Ruling narrows when immigration agents can arrest without a warrant inside the District

A federal judge in Washington has placed new limits on when Immigration and Customs Enforcement (ICE) and other federal immigration agents may carry out warrantless civil immigration arrests in the District of Columbia, concluding that arrests without a warrant must be tied to an individualized finding that a person is likely to flee before a warrant can be obtained.

The decision, issued by U.S. District Judge Beryl A. Howell in early December 2025, addresses a surge in immigration arrests that coincided with a broader federal law enforcement operation launched in August 2025 after President Donald Trump declared a “crime emergency” in the nation’s capital and activated additional federal resources. The emergency declaration invoked authorities under the District’s unique federal framework, including a provision allowing the president to place the city’s police department under federal control for a limited period unless Congress authorizes an extension.

What the law requires for a warrantless civil immigration arrest

Federal immigration law grants immigration officers authority to arrest without a warrant in limited circumstances. For a civil immigration arrest of a person already in the United States, the statute requires both a reason to believe the person is in violation of immigration law and a determination that the person “is likely to escape before a warrant can be obtained.” The court’s order emphasizes that this “escape” or flight-risk requirement must be assessed based on specific facts, rather than assumed categorically.

  • Warrantless arrests are not permitted as a default practice in civil immigration enforcement.
  • Agents must articulate particularized facts supporting a flight-risk finding when they proceed without a warrant.
  • The ruling rejects the premise that civil immigration status alone establishes criminality or automatic flight risk.

How the court evaluated the D.C. arrest surge

In court filings and declarations, plaintiffs described arrests carried out by officers operating in plain clothes and alleged that individuals were detained without being asked key questions necessary to support a flight-risk finding. The record before the court also included public statements by senior officials asserting that a lower legal standard—such as reasonable suspicion—was sufficient for immigration arrests, a position the ruling found inconsistent with the statutory framework for warrantless civil arrests.

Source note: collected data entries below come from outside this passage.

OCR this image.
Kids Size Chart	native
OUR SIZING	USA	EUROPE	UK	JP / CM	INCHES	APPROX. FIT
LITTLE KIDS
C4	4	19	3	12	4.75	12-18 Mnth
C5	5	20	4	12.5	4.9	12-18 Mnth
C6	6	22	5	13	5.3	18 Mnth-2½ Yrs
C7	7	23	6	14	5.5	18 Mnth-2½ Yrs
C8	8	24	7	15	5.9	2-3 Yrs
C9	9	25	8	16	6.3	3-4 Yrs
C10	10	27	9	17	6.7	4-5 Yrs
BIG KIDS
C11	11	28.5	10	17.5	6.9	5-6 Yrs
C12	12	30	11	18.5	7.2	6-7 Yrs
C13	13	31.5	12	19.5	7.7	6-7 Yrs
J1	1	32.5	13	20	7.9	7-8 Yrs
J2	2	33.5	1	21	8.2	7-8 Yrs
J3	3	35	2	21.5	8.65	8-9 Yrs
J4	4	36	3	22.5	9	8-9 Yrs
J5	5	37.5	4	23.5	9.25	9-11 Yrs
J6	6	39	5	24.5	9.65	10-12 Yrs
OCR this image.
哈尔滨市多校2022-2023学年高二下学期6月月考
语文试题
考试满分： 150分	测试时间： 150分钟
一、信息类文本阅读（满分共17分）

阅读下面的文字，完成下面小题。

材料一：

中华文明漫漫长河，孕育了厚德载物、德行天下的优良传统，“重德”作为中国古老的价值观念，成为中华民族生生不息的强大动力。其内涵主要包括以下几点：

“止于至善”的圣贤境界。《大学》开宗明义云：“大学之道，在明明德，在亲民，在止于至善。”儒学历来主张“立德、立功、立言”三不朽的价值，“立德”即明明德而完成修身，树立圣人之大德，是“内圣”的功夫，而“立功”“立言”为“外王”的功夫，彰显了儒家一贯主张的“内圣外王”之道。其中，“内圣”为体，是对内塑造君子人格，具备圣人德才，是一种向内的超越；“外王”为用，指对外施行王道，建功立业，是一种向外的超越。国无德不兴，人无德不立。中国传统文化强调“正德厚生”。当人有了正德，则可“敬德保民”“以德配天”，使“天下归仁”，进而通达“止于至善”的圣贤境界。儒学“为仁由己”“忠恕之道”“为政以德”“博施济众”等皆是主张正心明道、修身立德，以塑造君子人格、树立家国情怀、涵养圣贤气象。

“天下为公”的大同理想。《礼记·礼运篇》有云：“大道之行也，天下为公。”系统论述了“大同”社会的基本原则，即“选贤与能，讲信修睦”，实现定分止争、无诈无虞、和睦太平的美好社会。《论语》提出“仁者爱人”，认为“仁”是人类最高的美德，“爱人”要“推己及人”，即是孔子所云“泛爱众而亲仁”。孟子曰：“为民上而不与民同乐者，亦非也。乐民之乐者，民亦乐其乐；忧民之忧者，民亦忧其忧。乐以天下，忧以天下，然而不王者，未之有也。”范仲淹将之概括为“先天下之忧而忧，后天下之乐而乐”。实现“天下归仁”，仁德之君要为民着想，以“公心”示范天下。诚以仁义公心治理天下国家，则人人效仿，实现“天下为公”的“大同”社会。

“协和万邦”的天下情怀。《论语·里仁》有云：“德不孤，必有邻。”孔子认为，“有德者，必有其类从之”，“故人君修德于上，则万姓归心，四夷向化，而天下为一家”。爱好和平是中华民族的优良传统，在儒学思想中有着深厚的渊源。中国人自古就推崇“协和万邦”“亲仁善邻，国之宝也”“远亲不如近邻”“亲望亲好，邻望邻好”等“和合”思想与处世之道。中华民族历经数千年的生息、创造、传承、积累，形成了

During the federal operation, internal arrest tallies cited in litigation and reporting indicated that immigration arrests made up a substantial share of all arrests in the District over several weeks in August and early September 2025. The court treated the volume and the manner of arrests as relevant context in evaluating whether a systemic practice had taken hold.

The decision requires documentation of the individualized basis for any warrantless civil immigration arrest in the District, focusing on why a warrant could not be obtained in time.

What happens next

The ruling applies to warrantless civil immigration arrests in Washington and sets a compliance framework centered on written justification and court oversight. The federal government contested the court’s authority to impose such constraints and signaled disagreement with the decision’s interpretation of governing standards. Further litigation and potential appellate review are expected to shape how broadly the decision will influence future enforcement practices in the District.